Les relations entre le Bénin et le Niger connaissent une avancée majeure. La venue d’une délégation nigérienne, conduite par le Premier ministre, lors de l’investiture du nouveau président béninois à Cotonou, marque une volonté claire de tourner la page sur une crise diplomatique débutée après le renversement du président Mohamed Bazoum en juillet 2023. Ce déplacement, chargé de symboles, survient après des mois de tensions frontalières, de déclarations hostiles et d’un conflit pétrolier qui a paralysé une partie de l’économie ouest-africaine.
Un rapprochement diplomatique à haute valeur symbolique
Le geste de Niamey n’est pas anodin. Depuis le coup d’État ayant porté le général Abdourahamane Tiani au pouvoir, les autorités nigériennes accusaient régulièrement Cotonou d’héberger des bases militaires françaises destinées à fragiliser le régime de transition. Malgré les efforts de médiation de Patrice Talon, aucun canal de confiance n’avait pu être rétabli avec la junte. L’arrivée d’une nouvelle équipe à la présidence béninoise offre donc une opportunité que Niamey semble vouloir exploiter sans délai.
L’envoi du chef du gouvernement nigérien, et non d’un simple représentant diplomatique, illustre l’importance accordée à cette transition politique à Cotonou. Dans les chancelleries ouest-africaines, cette initiative est interprétée comme un repositionnement stratégique après le retrait du Niger, du Mali et du Burkina Faso de la CEDEAO et la création de l’Alliance des États du Sahel (AES). Le Niger cherche désormais à renforcer ses alliances sur la côte atlantique.
Le pétrole, cœur des tensions et moteur du rapprochement
Au-delà des considérations politiques, un enjeu économique majeur motive ce dégel. L’oléoduc reliant les gisements d’Agadem, exploités par la China National Petroleum Corporation (CNPC), au terminal de Sèmè-Kpodji, représente la première infrastructure d’exportation des hydrocarbures nigériens. Cet ouvrage de près de 2 000 kilomètres devait permettre au Niger d’exporter jusqu’à 90 000 barils par jour et de renforcer significativement ses recettes budgétaires.
Cependant, la fermeture de la frontière décidée par Cotonou en réponse aux sanctions de la CEDEAO, suivie d’un conflit autour des autorisations de chargement, a profondément perturbé les échanges.

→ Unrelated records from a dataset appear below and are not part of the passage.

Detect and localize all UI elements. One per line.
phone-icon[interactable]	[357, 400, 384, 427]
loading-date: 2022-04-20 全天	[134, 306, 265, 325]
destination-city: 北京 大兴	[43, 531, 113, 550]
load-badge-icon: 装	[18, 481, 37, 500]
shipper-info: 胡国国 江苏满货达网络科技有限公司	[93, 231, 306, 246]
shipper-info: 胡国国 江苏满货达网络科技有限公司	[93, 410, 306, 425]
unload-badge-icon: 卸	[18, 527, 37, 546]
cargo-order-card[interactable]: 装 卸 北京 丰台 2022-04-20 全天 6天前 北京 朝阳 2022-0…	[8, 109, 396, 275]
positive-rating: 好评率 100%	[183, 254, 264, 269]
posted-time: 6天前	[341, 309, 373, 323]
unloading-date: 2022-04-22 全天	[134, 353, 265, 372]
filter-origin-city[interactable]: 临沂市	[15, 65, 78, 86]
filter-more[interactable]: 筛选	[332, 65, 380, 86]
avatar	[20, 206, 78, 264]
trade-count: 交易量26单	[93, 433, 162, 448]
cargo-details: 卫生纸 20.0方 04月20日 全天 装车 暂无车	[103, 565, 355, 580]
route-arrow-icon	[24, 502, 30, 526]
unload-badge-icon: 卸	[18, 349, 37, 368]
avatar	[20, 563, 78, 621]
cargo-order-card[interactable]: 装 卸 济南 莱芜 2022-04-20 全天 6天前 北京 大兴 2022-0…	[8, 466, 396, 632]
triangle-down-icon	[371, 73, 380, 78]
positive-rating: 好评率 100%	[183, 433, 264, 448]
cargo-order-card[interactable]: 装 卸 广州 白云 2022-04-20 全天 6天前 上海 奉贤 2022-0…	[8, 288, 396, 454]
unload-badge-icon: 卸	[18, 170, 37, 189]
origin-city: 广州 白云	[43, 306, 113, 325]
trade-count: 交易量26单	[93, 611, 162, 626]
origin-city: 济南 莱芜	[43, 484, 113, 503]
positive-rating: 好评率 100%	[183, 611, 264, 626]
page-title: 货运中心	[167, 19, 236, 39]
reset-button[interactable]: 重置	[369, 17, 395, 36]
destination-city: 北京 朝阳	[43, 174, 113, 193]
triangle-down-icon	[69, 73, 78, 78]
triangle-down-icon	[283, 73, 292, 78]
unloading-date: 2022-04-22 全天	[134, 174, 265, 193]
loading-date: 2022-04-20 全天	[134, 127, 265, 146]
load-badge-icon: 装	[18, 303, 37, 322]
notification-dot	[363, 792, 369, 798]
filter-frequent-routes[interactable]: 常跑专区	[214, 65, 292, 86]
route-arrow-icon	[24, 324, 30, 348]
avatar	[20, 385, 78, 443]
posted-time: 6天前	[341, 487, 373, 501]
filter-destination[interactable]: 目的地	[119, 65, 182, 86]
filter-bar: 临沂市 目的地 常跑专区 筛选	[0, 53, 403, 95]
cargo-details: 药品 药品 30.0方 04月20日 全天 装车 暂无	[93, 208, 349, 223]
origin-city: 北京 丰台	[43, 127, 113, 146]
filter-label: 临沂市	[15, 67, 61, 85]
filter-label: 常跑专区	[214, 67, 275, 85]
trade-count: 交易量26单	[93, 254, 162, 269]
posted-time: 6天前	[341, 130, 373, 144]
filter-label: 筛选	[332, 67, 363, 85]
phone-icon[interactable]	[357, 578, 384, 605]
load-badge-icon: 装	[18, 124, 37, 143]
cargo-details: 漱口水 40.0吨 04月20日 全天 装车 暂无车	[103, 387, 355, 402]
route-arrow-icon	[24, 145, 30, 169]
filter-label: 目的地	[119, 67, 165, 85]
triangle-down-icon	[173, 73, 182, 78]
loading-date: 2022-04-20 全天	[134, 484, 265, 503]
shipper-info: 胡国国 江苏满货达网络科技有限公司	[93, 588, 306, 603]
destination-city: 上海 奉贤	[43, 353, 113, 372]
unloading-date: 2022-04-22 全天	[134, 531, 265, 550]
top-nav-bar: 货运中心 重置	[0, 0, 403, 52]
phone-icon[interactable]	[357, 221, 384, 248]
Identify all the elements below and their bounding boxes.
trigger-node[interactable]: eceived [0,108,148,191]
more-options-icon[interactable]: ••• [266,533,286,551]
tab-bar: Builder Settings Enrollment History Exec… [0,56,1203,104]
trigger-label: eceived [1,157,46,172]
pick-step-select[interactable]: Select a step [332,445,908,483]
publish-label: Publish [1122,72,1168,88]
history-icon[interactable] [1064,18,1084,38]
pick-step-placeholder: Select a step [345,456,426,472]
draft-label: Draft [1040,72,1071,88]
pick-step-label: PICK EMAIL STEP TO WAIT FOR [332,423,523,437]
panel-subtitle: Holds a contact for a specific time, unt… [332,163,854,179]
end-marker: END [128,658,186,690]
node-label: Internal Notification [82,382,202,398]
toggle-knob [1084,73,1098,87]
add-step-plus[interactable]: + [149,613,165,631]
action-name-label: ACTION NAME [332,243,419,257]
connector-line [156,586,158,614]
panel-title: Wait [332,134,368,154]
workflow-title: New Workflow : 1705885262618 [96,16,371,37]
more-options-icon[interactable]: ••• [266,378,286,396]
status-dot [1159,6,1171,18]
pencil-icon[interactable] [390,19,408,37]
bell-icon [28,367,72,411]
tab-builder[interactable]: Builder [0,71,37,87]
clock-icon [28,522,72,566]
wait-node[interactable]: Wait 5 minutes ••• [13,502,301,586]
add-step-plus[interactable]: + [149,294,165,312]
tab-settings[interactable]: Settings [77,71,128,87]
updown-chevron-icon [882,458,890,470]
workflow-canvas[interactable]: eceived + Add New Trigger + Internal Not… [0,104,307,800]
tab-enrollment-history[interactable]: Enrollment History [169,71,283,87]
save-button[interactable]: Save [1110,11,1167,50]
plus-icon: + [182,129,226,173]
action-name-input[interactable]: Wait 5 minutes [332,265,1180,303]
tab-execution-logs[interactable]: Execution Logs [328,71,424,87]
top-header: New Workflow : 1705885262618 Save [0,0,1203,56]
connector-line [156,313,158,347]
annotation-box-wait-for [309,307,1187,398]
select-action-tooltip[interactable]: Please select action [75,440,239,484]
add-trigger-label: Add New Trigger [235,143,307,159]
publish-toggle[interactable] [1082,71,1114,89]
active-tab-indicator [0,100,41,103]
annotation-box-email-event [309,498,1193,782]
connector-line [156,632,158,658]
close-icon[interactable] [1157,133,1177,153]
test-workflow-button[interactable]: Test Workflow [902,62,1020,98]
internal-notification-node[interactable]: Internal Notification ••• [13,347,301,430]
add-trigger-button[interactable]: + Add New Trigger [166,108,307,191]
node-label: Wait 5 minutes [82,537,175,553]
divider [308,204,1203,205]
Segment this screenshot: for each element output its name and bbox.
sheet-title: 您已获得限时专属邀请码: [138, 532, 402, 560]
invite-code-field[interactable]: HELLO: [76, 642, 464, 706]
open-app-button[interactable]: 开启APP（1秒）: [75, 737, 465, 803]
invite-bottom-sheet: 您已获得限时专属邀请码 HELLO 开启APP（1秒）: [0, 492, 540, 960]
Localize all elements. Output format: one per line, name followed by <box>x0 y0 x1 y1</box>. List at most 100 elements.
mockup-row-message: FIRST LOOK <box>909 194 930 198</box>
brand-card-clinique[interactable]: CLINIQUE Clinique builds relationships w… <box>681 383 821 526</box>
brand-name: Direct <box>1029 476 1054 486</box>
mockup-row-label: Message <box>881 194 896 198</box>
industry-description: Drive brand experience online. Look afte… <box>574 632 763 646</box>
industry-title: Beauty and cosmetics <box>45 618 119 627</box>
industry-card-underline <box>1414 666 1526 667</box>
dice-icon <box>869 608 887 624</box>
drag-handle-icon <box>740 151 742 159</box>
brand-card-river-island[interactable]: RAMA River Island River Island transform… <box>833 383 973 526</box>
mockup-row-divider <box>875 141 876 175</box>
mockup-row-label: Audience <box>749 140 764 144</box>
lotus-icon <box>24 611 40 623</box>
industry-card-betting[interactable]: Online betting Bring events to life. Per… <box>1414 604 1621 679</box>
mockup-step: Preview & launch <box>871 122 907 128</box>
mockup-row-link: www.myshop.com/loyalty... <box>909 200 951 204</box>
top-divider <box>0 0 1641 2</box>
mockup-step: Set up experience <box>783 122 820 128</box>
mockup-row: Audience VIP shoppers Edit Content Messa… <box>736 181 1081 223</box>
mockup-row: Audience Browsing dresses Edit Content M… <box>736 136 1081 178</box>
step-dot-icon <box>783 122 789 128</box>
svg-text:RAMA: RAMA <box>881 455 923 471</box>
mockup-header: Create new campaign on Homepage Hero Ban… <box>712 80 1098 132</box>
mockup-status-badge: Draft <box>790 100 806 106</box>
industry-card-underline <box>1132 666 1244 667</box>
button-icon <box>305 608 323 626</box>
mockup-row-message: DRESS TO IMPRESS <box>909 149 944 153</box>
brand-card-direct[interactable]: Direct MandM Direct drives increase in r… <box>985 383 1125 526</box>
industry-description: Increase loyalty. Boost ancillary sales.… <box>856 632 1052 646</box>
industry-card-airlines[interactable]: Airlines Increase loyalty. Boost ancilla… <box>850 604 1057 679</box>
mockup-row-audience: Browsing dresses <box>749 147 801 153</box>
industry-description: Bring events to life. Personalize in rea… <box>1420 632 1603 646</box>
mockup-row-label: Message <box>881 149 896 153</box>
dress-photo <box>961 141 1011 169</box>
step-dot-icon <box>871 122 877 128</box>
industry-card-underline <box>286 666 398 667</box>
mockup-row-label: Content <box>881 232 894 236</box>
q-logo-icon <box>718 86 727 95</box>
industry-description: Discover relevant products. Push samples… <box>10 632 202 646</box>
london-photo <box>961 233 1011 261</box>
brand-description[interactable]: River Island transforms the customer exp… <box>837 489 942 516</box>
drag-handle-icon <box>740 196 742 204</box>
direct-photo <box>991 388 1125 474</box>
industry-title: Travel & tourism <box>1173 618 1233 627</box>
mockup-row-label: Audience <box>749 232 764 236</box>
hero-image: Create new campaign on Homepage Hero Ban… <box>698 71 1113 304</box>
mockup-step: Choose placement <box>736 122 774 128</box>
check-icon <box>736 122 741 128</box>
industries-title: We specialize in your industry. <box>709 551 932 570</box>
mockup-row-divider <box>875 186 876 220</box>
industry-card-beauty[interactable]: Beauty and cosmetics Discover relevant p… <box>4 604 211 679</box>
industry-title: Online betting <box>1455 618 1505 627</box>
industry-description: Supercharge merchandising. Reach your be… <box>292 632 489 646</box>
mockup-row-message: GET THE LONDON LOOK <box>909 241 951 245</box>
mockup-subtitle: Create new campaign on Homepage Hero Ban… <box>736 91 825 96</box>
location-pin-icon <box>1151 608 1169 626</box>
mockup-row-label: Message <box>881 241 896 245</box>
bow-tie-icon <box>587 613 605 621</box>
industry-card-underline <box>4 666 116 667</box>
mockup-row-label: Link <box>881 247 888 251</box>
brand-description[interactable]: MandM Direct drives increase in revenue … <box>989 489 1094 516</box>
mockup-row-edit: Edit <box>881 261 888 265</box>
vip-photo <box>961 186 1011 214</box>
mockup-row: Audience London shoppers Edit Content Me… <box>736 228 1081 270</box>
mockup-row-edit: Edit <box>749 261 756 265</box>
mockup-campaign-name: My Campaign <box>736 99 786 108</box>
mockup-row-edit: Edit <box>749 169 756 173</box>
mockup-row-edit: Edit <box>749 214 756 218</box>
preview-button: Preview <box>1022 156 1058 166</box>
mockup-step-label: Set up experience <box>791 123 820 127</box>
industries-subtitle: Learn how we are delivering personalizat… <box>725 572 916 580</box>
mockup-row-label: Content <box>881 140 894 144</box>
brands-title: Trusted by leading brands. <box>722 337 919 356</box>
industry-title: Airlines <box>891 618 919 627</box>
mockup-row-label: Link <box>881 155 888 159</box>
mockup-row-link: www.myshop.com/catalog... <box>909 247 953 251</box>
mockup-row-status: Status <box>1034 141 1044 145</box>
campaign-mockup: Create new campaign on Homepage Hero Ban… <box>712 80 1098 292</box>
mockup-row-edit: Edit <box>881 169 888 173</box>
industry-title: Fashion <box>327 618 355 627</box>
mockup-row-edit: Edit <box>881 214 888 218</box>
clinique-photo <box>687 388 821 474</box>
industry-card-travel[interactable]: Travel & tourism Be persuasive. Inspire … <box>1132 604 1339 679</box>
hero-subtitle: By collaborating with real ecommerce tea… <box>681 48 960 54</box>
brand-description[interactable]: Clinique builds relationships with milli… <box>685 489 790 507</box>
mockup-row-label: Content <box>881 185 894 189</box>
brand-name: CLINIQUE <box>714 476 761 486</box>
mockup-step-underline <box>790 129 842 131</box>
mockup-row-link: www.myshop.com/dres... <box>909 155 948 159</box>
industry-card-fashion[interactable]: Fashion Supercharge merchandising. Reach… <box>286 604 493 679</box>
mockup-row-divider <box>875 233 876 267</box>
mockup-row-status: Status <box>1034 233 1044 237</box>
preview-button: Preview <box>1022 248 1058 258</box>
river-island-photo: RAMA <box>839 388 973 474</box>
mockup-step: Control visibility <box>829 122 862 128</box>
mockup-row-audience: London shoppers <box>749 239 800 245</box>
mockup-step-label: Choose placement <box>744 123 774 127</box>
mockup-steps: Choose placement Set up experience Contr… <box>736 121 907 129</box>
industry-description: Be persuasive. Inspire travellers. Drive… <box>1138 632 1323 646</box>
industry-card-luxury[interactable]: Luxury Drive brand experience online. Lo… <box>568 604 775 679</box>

Plusieurs incidents, dont l’arrestation de ressortissants nigériens accusés d’avoir pénétré illégalement sur le terminal pétrolier, avaient exacerbé les tensions au printemps 2024. Pour Niamey, dont les finances publiques dépendent désormais largement de cette source de revenus, la normalisation des liens avec son voisin du sud est devenue une priorité absolue.
Une dynamique régionale en pleine évolution
Ce réchauffement des relations dépasse le cadre strictement bilatéral. Il s’inscrit dans une recomposition plus large des équilibres régionaux, où les pays côtiers de l’Afrique de l’Ouest doivent concilier leur attachement à la CEDEAO avec la nécessité pragmatique de maintenir des échanges économiques avec les régimes sahéliens. Le Togo a déjà fait le choix d’une position médiane. Le Bénin, sous une nouvelle direction, pourrait adopter une approche similaire, en séparant les désaccords politiques des collaborations opérationnelles.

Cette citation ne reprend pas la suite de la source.